Using knowledge from datalab and the spreadsheet from the NHS on converting the BNF codes to create a simplified dataset that allows for basic analysis of BNF data

In [209]:
import os
os.chdir('../Data') # Set the working directory to the data folder

In [210]:
import pandas as pd

In [211]:
# Import the two necessary datasets
toycomp = pd.read_csv('Combined_TOYCOMP_NHS_data.csv')
bnf = pd.read_csv('20200201_1580570906919_BNF_Code_Information.csv')
bnf = pd.DataFrame(bnf) # Convert bnf to dataframe
def rename_unname(df):
    for col in df:
        if col.startswith('Unnamed'):
            df.drop(col,axis=1, inplace=True)
rename_unname(toycomp) # Remove the unnamed column that appears in the dataset

Aim: Want to separate out into having a dictionary one, for each of the two columns.
Need to check the spacing works, as in this one, the first column only has one reference number.
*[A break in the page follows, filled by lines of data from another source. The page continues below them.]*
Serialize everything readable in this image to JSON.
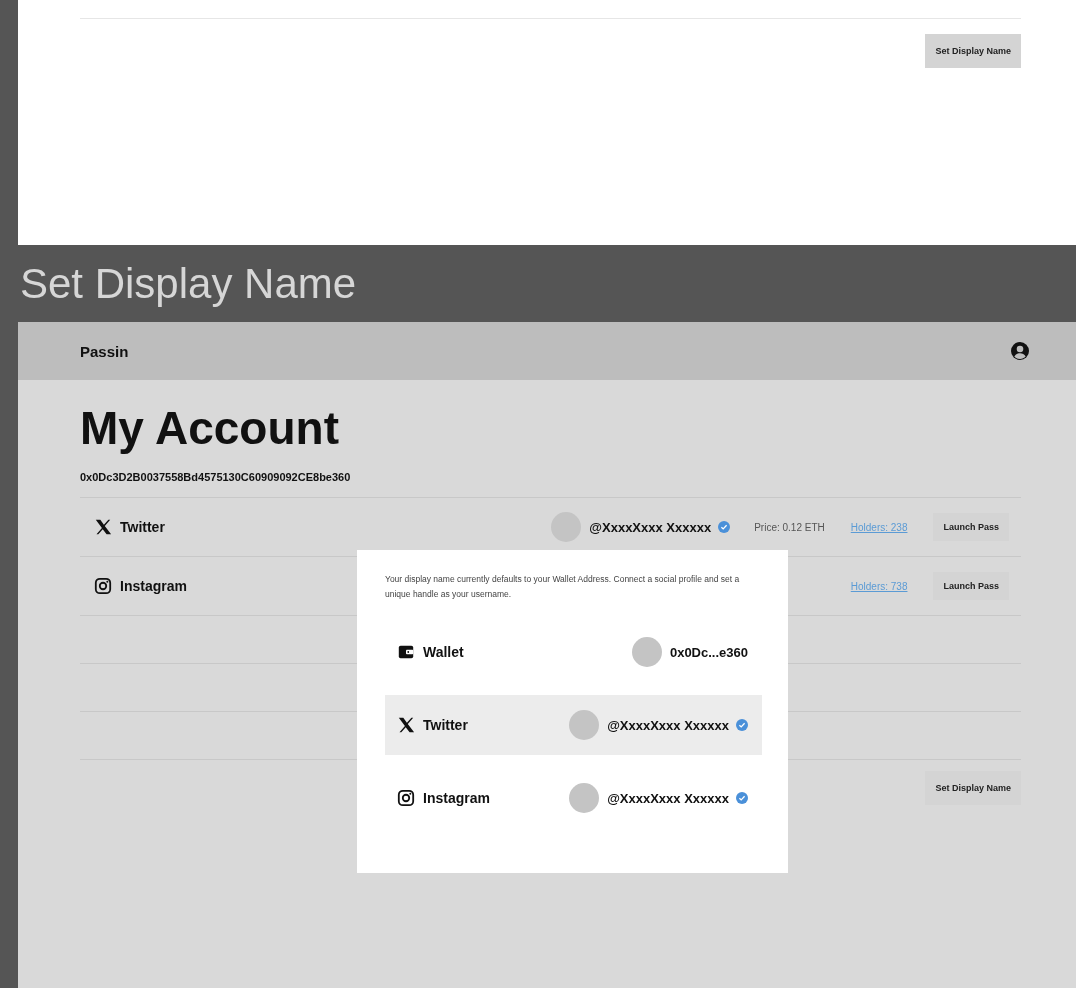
{
  "top_panel": {
    "button": "Set Display Name"
  },
  "section_title": "Set Display Name",
  "app": {
    "brand": "Passin",
    "title": "My Account",
    "address": "0x0Dc3D2B0037558Bd4575130C60909092CE8be360",
    "accounts": [
      {
        "kind": "twitter",
        "label": "Twitter",
        "handle": "@XxxxXxxx Xxxxxx",
        "verified": true,
        "price": "Price: 0.12 ETH",
        "holders": "Holders: 238",
        "action": "Launch Pass"
      },
      {
        "kind": "instagram",
        "label": "Instagram",
        "holders": "Holders: 738",
        "action": "Launch Pass"
      }
    ],
    "button": "Set Display Name"
  },
  "modal": {
    "message": "Your display name currently defaults to your Wallet Address. Connect a social profile and set a unique handle as your username.",
    "options": [
      {
        "kind": "wallet",
        "label": "Wallet",
        "value": "0x0Dc...e360",
        "verified": false,
        "selected": false
      },
      {
        "kind": "twitter",
        "label": "Twitter",
        "value": "@XxxxXxxx Xxxxxx",
        "verified": true,
        "selected": true
      },
      {
        "kind": "instagram",
        "label": "Instagram",
        "value": "@XxxxXxxx Xxxxxx",
        "verified": true,
        "selected": false
      }
    ]
  }
}
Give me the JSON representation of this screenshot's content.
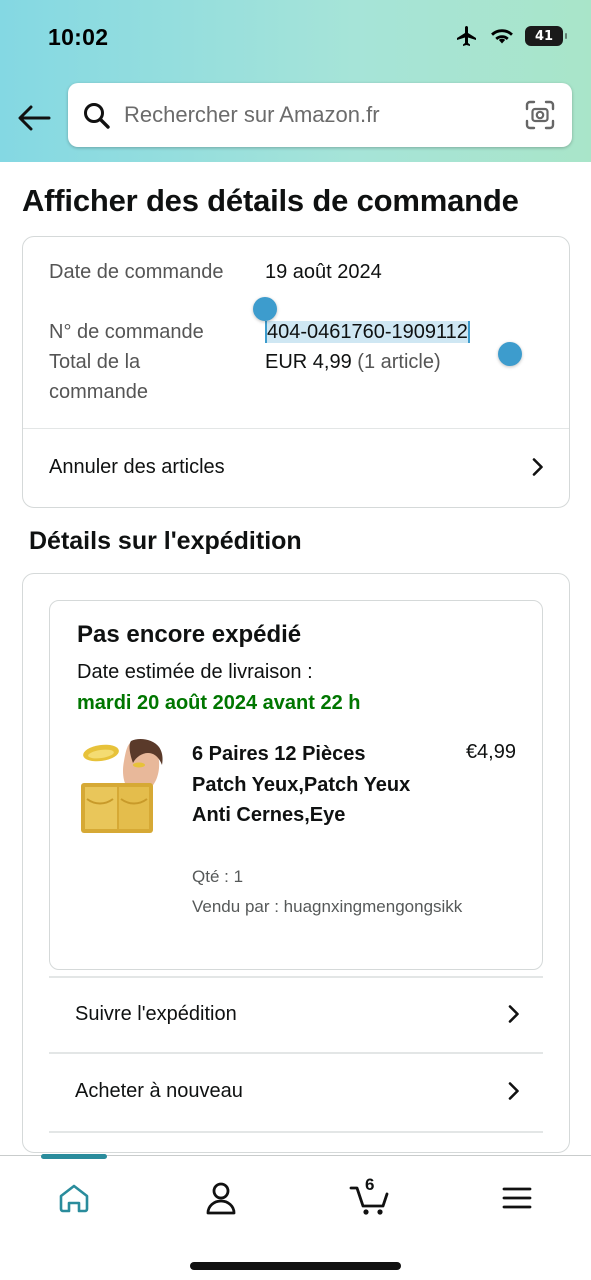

Thinking only want to go up to the 6th column as at this point going too specific on the disease. there is 

In [212]:
# Sorting this out on a toy practive dataset - then apply to the full one in a minute
toycomp['bnf.chapter'] = toycomp['bnf.code'].str[:2] # Select the first two rows of the dataset = chapter
toycomp['bnf.section'] = toycomp['bnf.code'].str[2:4]# Select the 3 + 4 rows of the dataset = BNF section
toycomp['bnf.paragraph'] = toycomp['bnf.code'].str[4:6] # Select the 5 + 6 rows of the dataset = BNF paragraph
toycomp['bnf.chemical'] = toycomp['bnf.code'].str[7:9]
toycomp['bnf.letters'] = toycomp['bnf.code'].str[9:15]

In [213]:
print(list(toycomp.columns))

['timepoint', 'e8...', 'name', 'address_1', 'address_2', 'address_3', 'area', 'postcode', 'national_grouping', 'high_level_health_geography', 'date_open', 'date_close', 'status_code', 'subtype', 'commissioner', 'setting_all_gp_reference', 'type', 'ccg_code', 'ons_ccg_code', 'sex', 'age', 'number_of_patients', 'organisation_code', 'ccg/pct', 'primary_care_organisation_type', 'join_parent_date', 'left_parent_date', 'amended_record_indicator', 'sha', 'practice', 'bnf.code', 'bnf.name', 'items', 'nic', 'act.cost', 'quantity', 'period', 'bnf.chapter', 'bnf.section', 'bnf.paragraph', 'bnf.chemical', 'bnf.letters']


# BNF
### Formatting dataframe to compare bnf code to final dataset

For strings in bnf where chapter code length = 1, add a 0 on to the beginning.
Add it into a new column to try it out, then apply it to the original column in the data set.   
Reference on this function: https://docs.python.org/3/library/stdtypes.html#str.ljust

In [214]:
bnf.rename(columns={'BNF Chapter Code':'bnf-chaptercode', 'BNF Section Code':'bnf-sectioncode', 
                    'BNF Paragraph Code':'bnf-paragraph'}, inplace=True)
to_drop = ['BNF Subparagraph Code']
bnf.drop(to_drop, axis=1, inplace=True)

In [215]:
bnf['bnf-chaptercode'] = bnf['bnf-chaptercode'].astype(str).str.zfill(2) # Make chapter code two long to compare
bnf['bnf-sectioncode'] = bnf['bnf-sectioncode'].astype(str).str[1:3] 
bnf['bnf-paragraph'] = bnf['bnf-paragraph'].astype(str).str[3:5] 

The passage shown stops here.